International trade is the exchange of goods, services and capital between countries. This type of trading has existed for centuries, but it is experiencing resurgence due to economic globalization. The international trade theory is the branch of economics that studies models of international trade and standby letter of credit Dubai. Over the past two decades, international trade has greatly increased, especially for developed countries and newly industrialized countries, promoting the growth of the latter.

The least developed countries such as Zimbabwe have not experienced such an increase in cross border trade. The volume of world trade increased fifteen-fold from 1950 to 1960 and has tripled between the fall of Berlin Wall and 2010. Regional agreements are of different types, each reflecting different degrees of economic integration.

Finally, the development of some protected areas may ultimately prove to be profitable for some foreign economies. Although the common agricultural policy hampered U. S. Agricultural imports, it however, increased orders of farm equipment.It’s difficult to conclude the benefits without the establishment of regional economic spaces for growing volumes of global trade.

This classification is the one proposed in 1961 by Bela Balassa in The Theory of Economic Integration. Indicators include exports of goods and services as a percentage of GDP; annual change in global production compared to the annual change in the volume of exports; total volume of imports and exports world and rate of open economies (exports + imports divided by the GDP).

Thus, Mike Moore, former president of the WTO said that regionalism could be used to complement and promote multilateralism, but it should in no way replace it. The other danger is a focus of regional economic groupings on their competitiveness with other major economies. The term economic war or the systematic search for competitiveness are symptoms of a return of mercantilist dogma, what Paul Krugman calls pop theory of global trade.

Growth in one factor can only occur with an increase in production in industries in which this factor is intensively used, this will lead to the release of a fixed factor, which will be available for use with a growing factor in the expanding industry.About 60 % of world GDP is used for services, majority of which are not subject to international trade (education, health care, government, wholesale and retail trade). This so-called non-tradable activities, ie not involved in international trade.

In 1950, Jacob Viner (The Custom Union Issue) attempted to predict the consequences of the establishment of regional economic unions. They claimed a double impact on trade: They are primarily destructive on trade flows, as partners of one economic union tend to reduce their imports from other countries.

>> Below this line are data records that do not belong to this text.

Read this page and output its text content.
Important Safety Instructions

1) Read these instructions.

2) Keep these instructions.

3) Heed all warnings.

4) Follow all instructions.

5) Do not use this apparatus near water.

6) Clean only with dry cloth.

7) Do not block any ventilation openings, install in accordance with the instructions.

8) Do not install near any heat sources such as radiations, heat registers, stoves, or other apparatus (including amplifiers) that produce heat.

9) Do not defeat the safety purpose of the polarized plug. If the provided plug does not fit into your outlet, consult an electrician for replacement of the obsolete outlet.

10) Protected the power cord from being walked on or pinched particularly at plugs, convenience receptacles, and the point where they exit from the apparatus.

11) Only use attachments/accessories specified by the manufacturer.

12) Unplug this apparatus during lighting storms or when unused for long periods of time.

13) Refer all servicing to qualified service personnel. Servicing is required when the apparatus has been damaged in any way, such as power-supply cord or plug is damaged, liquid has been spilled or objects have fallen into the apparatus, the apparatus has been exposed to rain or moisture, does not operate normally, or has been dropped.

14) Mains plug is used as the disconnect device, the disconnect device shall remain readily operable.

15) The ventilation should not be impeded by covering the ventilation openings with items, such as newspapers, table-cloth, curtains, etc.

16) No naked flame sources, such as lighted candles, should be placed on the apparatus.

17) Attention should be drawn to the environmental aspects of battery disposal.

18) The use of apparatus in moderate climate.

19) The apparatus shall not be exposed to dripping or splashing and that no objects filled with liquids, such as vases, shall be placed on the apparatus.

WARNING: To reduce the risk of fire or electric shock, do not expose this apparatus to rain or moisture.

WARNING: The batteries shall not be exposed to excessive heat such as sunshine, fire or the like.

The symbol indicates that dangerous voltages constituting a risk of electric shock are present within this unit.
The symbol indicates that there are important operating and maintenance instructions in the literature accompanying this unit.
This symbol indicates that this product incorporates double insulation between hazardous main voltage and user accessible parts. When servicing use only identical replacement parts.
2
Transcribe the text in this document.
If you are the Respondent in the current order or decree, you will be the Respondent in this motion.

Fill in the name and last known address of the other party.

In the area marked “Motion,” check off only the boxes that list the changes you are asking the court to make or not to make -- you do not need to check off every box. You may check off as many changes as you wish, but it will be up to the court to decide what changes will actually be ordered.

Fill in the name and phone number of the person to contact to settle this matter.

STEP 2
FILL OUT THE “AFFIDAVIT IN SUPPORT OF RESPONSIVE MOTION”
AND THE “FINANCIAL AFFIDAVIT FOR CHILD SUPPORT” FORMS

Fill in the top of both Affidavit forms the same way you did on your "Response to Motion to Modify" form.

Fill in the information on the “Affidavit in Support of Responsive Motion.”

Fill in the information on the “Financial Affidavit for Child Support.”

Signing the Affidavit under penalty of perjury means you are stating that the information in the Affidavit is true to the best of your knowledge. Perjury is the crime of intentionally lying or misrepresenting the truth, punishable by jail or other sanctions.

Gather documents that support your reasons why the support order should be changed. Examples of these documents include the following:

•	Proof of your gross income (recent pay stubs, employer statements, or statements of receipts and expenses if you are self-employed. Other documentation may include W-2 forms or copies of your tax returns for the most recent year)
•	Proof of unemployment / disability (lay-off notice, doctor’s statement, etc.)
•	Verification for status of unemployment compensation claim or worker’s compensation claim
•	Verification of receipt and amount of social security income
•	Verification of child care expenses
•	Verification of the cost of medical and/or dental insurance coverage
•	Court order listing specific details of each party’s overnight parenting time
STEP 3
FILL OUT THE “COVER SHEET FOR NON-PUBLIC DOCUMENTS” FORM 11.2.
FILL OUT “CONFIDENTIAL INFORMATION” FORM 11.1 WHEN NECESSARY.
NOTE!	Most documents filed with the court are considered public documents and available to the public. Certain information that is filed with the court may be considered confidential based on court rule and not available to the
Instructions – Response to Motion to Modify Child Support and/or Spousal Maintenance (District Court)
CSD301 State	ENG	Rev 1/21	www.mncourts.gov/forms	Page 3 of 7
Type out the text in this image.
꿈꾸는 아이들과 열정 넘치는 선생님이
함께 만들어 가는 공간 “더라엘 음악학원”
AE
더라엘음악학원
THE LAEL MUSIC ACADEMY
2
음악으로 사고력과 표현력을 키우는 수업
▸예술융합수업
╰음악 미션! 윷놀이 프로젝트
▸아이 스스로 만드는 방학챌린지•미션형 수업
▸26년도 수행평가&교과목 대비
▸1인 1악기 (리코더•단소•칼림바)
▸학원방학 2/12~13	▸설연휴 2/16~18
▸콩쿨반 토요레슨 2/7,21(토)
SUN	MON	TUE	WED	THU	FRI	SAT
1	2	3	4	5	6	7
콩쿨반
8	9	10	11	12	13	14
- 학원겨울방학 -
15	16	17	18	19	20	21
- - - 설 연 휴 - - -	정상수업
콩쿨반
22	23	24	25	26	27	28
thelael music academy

This was for instance the case for Britain vis-a-vis the Commonwealth following its entry into the European Union, thus supplanting the imperial preference. More recently, the entry of Eastern Europe countries into the European Union may affect textile imports from Maghreb. They is another creative side flow. They enable collaboration and thus increased specialization of individual member countries increasing global trade. They allow a better understanding and increased knowledge of business partners that brings confidence and ease in trade (for example, it is easier to organize an exchange with the Germans than with the Chinese).